Partnership inside and out is crucial to this team’s success. Their long-standing research collaboration with Siemens MRI provides the team with dedicated research access to state-of-art clinical MRI systems, so that new ideas can be rapidly tested on the research MRI scanners followed by implementations in patients that can most benefit from the new technology.
Dr. Flask commented, “These critical research infrastructures supported by Siemens as well as our own institutions has allowed the translational MRI research programs to continue research efforts and thrive during the pandemic. For example, University Hospitals and Seidman Cancer Center supported the installation of a second research MRI scanner in 2020. As a result, while many other MRI research groups around the world were completely shut down for months, our team continued to operate and innovate throughout the pandemic. These important studies involved the recruiting of many different patient groups including children with rare genetic diseases. The incredible grant success that we are seeing now is directly supported by our ability to continue to scan throughout the pandemic.”

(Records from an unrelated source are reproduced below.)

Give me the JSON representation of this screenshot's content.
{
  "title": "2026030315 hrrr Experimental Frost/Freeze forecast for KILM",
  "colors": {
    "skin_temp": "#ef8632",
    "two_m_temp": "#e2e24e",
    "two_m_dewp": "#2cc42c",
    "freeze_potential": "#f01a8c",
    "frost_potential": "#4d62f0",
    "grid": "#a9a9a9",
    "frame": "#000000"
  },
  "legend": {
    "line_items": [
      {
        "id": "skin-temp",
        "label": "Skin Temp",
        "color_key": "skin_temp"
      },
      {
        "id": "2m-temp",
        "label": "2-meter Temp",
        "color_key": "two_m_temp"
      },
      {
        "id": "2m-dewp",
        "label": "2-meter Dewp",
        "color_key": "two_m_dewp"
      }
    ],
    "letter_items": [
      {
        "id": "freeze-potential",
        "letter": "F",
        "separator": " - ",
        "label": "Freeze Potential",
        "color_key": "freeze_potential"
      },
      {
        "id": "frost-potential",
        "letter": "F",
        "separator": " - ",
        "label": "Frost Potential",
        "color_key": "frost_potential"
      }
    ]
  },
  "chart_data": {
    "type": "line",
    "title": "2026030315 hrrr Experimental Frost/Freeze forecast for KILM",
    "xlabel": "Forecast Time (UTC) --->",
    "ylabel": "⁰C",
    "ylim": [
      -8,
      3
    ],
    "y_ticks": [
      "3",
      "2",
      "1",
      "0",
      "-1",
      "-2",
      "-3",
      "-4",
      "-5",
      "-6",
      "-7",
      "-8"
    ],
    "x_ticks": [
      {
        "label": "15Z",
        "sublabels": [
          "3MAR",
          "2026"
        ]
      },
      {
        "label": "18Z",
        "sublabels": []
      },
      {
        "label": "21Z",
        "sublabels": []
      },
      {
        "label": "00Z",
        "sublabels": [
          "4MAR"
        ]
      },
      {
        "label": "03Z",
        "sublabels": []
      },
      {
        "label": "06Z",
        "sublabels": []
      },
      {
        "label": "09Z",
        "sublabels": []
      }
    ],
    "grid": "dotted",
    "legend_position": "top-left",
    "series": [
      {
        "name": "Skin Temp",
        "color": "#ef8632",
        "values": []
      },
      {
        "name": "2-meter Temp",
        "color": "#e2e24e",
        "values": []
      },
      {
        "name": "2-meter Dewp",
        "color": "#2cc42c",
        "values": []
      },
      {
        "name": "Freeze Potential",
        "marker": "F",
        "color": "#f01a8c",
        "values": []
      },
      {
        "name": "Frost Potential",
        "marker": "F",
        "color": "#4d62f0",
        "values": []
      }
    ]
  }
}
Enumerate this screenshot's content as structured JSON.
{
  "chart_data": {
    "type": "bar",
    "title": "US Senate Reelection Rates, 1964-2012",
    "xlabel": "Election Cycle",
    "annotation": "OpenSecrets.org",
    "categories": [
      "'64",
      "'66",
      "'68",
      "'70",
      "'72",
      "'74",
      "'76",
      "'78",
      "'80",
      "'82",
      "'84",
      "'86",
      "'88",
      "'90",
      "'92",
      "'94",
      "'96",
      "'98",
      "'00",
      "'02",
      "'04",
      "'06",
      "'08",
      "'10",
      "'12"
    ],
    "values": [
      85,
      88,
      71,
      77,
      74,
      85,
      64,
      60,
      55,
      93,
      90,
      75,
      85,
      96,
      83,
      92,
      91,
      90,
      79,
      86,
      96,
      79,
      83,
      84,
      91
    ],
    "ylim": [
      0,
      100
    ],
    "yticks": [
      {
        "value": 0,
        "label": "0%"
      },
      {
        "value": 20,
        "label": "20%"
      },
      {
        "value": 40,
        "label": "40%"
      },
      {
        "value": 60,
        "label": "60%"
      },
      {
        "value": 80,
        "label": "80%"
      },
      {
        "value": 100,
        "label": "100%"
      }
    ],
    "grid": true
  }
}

As for the future, the team will continue to grow and recruit more scientists and clinicians to expand research projects. The team plans to identify new strategic investment opportunities, including integrating radionuclide and MR technologies, involvement of Artificial Intelligence into clinical workflows, PET MRI fingerprinting capabilities, and brain studies in children with demyelinating diseases. At the same, the group led by Drs. Griswold, Badve, Ma, and Bittencourt are currently engaged in a process to disseminate these innovative MRI capabilities throughout the hospital system providing greater access to more patients.